Alsat-2A
- Mission type: Earth observation
- Operator: CNTS
- COSPAR ID: 2010-035D
- SATCAT no.: 36798

Spacecraft properties
- Manufacturer: Airbus Defence and Space
- Launch mass: 117 kilograms (258 lb)

Start of mission
- Launch date: 12 July 2010, 03.52:00 UTC
- Rocket: PSLV-C15
- Launch site: Sriharikota

Orbital parameters
- Regime: Sun synchronous
- Periapsis altitude: 680.6 kilometres (422.9 mi)
- Apoapsis altitude: 678.6 kilometres (421.7 mi)
- Inclination: 98.1º degrees
- Period: 98.2 min

= Alsat-2A =

Algerian earth observation satellite

Alsat-2A is an Algerian satellite operated by the Algerian Space Agency for cartography, management of agriculture, forestry, water, mineral and oil resources.
The satellite weighs 117 kg and carries an Earth optical payload.
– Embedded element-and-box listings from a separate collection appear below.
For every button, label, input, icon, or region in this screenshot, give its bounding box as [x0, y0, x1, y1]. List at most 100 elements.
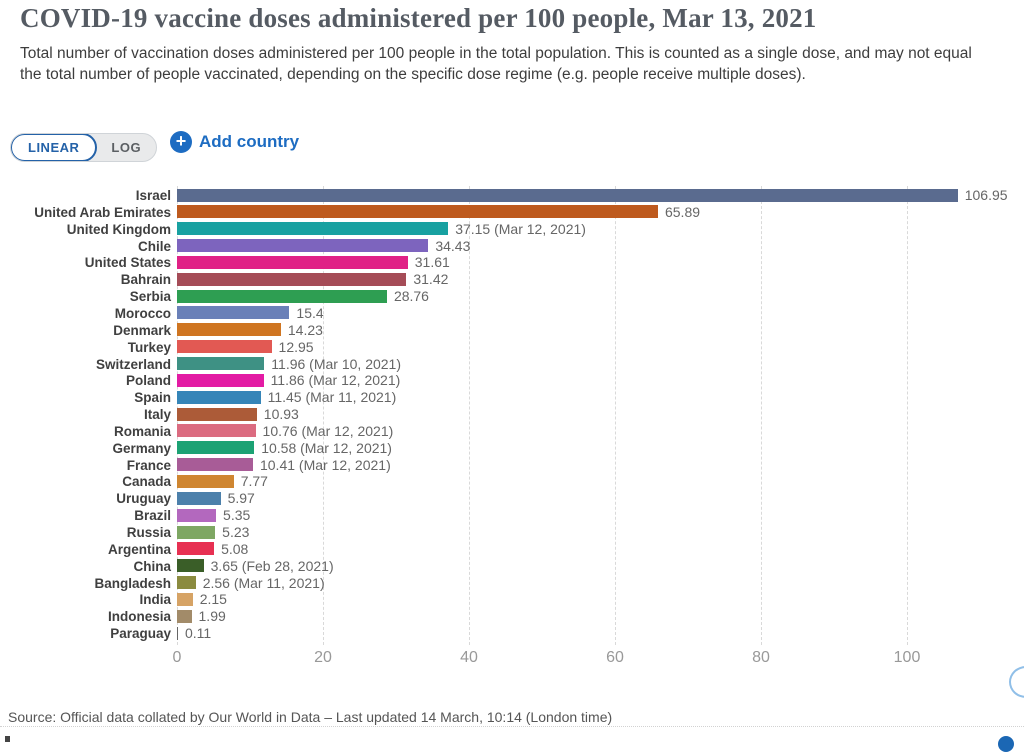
add-country-label: Add country	[199, 132, 300, 151]
bar[interactable]	[177, 222, 449, 236]
bar[interactable]	[177, 609, 192, 623]
country-label: Spain	[134, 390, 171, 406]
value-label: 65.89	[664, 203, 701, 220]
country-label: Morocco	[114, 305, 171, 321]
value-label: 0.11	[185, 625, 212, 642]
bar[interactable]	[177, 576, 196, 590]
value-label: 2.15	[199, 591, 227, 608]
value-label: 31.42	[413, 271, 449, 288]
country-label: Russia	[126, 525, 171, 540]
partial-footer-button[interactable]	[998, 736, 1014, 752]
country-label: Italy	[143, 407, 171, 423]
country-label: Uruguay	[116, 491, 171, 507]
page-subtitle: Total number of vaccination doses admini…	[20, 45, 972, 84]
x-tick-label: 0	[172, 649, 182, 666]
partial-logo-mark	[5, 736, 10, 742]
country-label: Chile	[137, 238, 171, 254]
country-label: Canada	[122, 474, 171, 490]
bar[interactable]	[177, 474, 234, 488]
gridline-80	[761, 186, 762, 645]
gridline-100	[907, 186, 908, 645]
x-tick-label: 100	[893, 649, 921, 666]
country-label: Denmark	[113, 322, 171, 338]
bar[interactable]	[177, 559, 204, 573]
country-label: Bangladesh	[94, 575, 171, 591]
add-country-button[interactable]: + Add country	[170, 131, 299, 153]
country-label: United Arab Emirates	[34, 204, 171, 220]
value-label: 34.43	[435, 237, 471, 254]
bar[interactable]	[177, 373, 264, 387]
source-line: Source: Official data collated by Our Wo…	[8, 709, 613, 725]
bar[interactable]	[177, 357, 265, 370]
page-title: COVID-19 vaccine doses administered per …	[20, 3, 817, 33]
value-label: 3.65 (Feb 28, 2021)	[210, 557, 334, 574]
gridline-60	[615, 186, 616, 645]
value-label: 106.95	[964, 187, 1008, 203]
scale-toggle: LINEAR LOG	[10, 133, 158, 162]
log-button[interactable]: LOG	[111, 140, 142, 155]
country-label: France	[126, 457, 171, 473]
bar[interactable]	[177, 525, 216, 539]
bar[interactable]	[177, 542, 215, 556]
plus-icon: +	[170, 131, 192, 153]
country-label: Argentina	[107, 541, 171, 557]
x-tick-label: 20	[314, 649, 332, 666]
value-label: 10.76 (Mar 12, 2021)	[262, 422, 394, 439]
country-label: Serbia	[129, 289, 171, 305]
country-label: Bahrain	[120, 272, 171, 288]
value-label: 5.97	[227, 490, 255, 507]
value-label: 5.23	[222, 524, 250, 540]
bar[interactable]	[177, 239, 429, 253]
value-label: 11.86 (Mar 12, 2021)	[270, 372, 401, 389]
linear-button[interactable]: LINEAR	[11, 134, 98, 161]
x-tick-label: 40	[460, 649, 478, 666]
bar-chart: 0 20 40 60 80 100 Israel 106.95 United Arab Emir…	[0, 186, 1024, 691]
value-label: 5.08	[221, 540, 249, 557]
bar[interactable]	[177, 272, 407, 286]
bar[interactable]	[177, 340, 272, 354]
value-label: 10.58 (Mar 12, 2021)	[261, 439, 392, 456]
bar[interactable]	[177, 626, 178, 640]
bar[interactable]	[177, 508, 217, 522]
country-label: Poland	[125, 373, 171, 389]
country-label: China	[133, 558, 171, 574]
bar[interactable]	[177, 441, 255, 455]
footer-divider	[0, 726, 1024, 727]
bar[interactable]	[177, 424, 256, 438]
bar[interactable]	[177, 390, 261, 404]
value-label: 5.35	[223, 507, 251, 524]
country-label: United Kingdom	[66, 221, 171, 237]
value-label: 7.77	[240, 473, 268, 490]
bar[interactable]	[177, 323, 281, 337]
value-label: 11.96 (Mar 10, 2021)	[271, 355, 402, 372]
bar[interactable]	[177, 255, 408, 269]
bar[interactable]	[177, 592, 193, 606]
country-label: Switzerland	[95, 356, 171, 372]
x-tick-label: 60	[606, 649, 624, 666]
country-label: Paraguay	[110, 626, 171, 642]
country-label: Indonesia	[107, 609, 171, 625]
bar[interactable]	[177, 491, 221, 505]
country-label: Germany	[112, 440, 171, 456]
bar[interactable]	[177, 188, 958, 202]
value-label: 15.4	[296, 304, 324, 321]
value-label: 2.56 (Mar 11, 2021)	[202, 574, 325, 591]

The satellite was launched on 12 July 2010 by ISRO using the PSLV-C15 rocket.

==Structure==
Alsat-2A is the successor of Alsat-1, which was launched on 28 November 2002. The satellite is intended to aid in cartography; gain information for agriculture, forestry and water management; facilitate the search for mineral resources; the planning of land use; and help in disaster response. NAOMI (New Astrosat Observation Modular Instrument) is a telescope installed on the spacecraft, with a 200 mm diameter mirror that has a resolution of 2.5 m panchromatic and 10 yd in four different spectral regions. The swath width of the telescope is 17.5 km, and the satellite flies over the same spot approximately every three days. The telescope can hold up to 35° outside the orbital plane images. Data transmission occurs in the X- and S-band. The power supply accepts a solar cell of two elements, which provides a maximum of 175 watts of electrical power for the operation of satellite systems and by lithium ion batteries with a total capacity of 15 ampere-hours is supported. The projected lifetime of the satellite is five years. For trajectory correction maneuvers, the satellite uses its hydrazine thrusters, of which it has 4.5 kg propellant for its lifetime. The stabilization is achieved by using star and Sun sensors, reaction wheels, gyroscopes and GPS.

==Start==
The launch took place on 12 July 2010 at 05:52 CEST with four other satellites in the PSLV rocket C15 from the rocket launch site Satish Dhawan Space Centre. The main payload Cartosat-2B was the first satellite to deploy, at 1034 seconds, at an altitude of approximately 637 km above the Earth's surface in a circular Sun-synchronous orbit with an inclination of about 98.1 °. Then Alsat-2A was deployed, followed by the three nano or pico Studsat from India, Aïssat-1 from Norway and TIsat-1 from Switzerland.